If you were like Prince
in the early 70s, you probably wanted to be Sly Stone, but you were also movin' 'n' groovin' to the slinky sound of The Stylistics. The lead singer Rusell Thompkins Jr
was an arresting figure: a lanky veteran of Philly club and theatre stages, he was tipped to become a basketball player before his astonishing falsetto voice took him into music. More importantly, however, he was patronised by Soul
supremo Thom Bell, who'd perfected his sophisticated smooch with hits for The Delfonics- 'La-La Means I Love You' and '(Didn't I) Blow Your Mind This Time'.
The group's first hit was 1971's 'You're A Big Girl Now', but- thanks to Bell and co-writer Linda Creed- they carved a niche in Soul history with 'You Are Everything' and 'Betcha By Golly, Wow' from the fabulous The Stylistics (1971) and 'Break Up To Make Up' and 'I'm Stone In Love With You' from Round 2 (1972). After their peak in the US, 'You Make Me Feel Brand New', Hugo Perretti and Luigi Creatore- who'd been producers in the 50s- replaced Bell.

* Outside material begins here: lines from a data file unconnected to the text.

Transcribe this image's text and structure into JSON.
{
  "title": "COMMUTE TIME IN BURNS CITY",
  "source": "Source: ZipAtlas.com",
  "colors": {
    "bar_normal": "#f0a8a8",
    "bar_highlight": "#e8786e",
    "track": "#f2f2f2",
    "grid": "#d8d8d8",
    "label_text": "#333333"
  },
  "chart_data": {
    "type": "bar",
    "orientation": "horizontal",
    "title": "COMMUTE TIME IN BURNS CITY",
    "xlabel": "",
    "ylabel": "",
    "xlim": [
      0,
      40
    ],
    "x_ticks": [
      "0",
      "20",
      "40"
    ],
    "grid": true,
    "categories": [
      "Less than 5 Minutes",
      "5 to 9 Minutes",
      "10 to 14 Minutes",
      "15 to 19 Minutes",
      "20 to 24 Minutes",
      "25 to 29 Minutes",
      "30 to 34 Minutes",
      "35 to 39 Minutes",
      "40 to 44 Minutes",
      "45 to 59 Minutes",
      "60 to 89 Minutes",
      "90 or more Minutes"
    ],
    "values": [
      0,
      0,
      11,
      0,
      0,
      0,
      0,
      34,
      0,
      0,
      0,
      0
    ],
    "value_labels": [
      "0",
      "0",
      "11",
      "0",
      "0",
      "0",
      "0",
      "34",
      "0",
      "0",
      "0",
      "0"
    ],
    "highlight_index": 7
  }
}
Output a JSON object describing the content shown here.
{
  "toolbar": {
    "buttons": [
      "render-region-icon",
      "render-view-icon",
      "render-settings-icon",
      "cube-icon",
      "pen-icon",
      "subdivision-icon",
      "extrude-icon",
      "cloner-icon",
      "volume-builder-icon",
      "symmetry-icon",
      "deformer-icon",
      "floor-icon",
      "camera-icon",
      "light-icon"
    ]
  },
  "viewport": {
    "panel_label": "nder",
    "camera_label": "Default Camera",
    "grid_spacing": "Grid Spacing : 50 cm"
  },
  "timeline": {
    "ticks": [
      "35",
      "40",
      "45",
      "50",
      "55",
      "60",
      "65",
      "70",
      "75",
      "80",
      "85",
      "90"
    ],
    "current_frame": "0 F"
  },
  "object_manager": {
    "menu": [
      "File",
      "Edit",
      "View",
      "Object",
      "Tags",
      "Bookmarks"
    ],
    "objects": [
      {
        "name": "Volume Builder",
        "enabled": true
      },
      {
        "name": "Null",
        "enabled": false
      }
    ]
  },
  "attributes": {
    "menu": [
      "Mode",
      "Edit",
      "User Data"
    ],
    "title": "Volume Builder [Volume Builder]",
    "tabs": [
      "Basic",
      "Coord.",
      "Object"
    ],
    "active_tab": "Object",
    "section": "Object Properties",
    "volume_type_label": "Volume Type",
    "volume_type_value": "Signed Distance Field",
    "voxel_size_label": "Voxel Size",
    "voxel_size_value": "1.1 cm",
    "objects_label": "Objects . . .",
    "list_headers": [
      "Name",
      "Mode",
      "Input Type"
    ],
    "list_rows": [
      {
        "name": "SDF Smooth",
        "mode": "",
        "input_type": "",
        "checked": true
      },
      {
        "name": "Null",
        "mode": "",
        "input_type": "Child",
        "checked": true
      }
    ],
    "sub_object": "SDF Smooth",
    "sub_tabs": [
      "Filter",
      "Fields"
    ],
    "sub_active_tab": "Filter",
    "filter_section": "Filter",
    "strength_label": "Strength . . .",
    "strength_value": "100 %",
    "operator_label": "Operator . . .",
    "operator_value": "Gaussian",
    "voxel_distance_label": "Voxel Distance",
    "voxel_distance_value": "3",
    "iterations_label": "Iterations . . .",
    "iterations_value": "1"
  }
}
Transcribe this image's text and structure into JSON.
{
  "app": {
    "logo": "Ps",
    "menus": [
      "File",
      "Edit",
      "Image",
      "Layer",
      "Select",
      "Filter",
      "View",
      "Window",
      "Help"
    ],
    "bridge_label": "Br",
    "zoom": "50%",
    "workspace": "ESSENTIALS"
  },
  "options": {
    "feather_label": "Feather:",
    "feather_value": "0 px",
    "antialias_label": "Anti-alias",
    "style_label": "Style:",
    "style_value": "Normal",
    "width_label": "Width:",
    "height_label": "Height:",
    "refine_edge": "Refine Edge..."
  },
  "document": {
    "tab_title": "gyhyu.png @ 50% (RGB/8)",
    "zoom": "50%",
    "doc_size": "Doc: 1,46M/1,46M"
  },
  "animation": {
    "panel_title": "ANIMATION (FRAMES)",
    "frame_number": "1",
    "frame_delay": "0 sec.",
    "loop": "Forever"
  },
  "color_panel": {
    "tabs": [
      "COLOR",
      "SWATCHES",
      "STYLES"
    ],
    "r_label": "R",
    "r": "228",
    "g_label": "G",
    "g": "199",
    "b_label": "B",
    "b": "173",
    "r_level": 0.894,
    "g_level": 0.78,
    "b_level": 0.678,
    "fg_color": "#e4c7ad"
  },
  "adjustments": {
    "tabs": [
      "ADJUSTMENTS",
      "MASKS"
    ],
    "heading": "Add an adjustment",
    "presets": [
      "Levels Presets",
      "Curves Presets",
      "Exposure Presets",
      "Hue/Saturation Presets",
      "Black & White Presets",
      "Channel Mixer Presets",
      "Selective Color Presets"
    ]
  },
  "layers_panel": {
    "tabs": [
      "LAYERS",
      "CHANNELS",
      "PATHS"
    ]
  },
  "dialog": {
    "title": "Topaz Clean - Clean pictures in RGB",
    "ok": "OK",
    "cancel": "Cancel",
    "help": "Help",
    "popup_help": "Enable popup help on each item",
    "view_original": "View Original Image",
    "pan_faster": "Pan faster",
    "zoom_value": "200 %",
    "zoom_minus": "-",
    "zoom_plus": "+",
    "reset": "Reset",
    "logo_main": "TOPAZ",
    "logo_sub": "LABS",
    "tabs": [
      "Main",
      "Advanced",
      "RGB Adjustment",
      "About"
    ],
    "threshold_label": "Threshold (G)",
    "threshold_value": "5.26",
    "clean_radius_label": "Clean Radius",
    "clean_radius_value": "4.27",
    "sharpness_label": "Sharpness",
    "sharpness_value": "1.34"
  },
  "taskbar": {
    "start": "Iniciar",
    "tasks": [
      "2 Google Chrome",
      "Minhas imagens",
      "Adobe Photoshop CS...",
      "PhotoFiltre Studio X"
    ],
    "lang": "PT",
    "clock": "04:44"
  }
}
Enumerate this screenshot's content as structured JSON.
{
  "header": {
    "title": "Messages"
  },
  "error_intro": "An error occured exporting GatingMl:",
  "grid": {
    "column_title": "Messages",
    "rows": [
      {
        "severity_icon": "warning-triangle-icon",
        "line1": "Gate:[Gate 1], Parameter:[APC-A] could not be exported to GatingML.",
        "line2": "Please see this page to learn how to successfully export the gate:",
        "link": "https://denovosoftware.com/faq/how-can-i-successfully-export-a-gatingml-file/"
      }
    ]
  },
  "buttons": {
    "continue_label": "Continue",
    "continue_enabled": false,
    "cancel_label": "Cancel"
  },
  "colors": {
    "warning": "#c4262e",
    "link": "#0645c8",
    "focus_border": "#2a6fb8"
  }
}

Their success at home plummeted, but The Stylistics had an astonishing nine consecutive Top 10 smashes in the UK, notably 1975's No.1 'Can't Give You Anything (But My Love)'. In that year, The Best Of The Stylistics topped the UK chart too. After 1977, they gave way to Disco, and- after moving fruitlessly from label to label- hopped aboard the cabaret circuit. In 1996 'Betcha By Golly, Wow' was called 'the prettiest melody ever written' by Prince (adding 'manyacherryburst....') and returned it to the UK chart.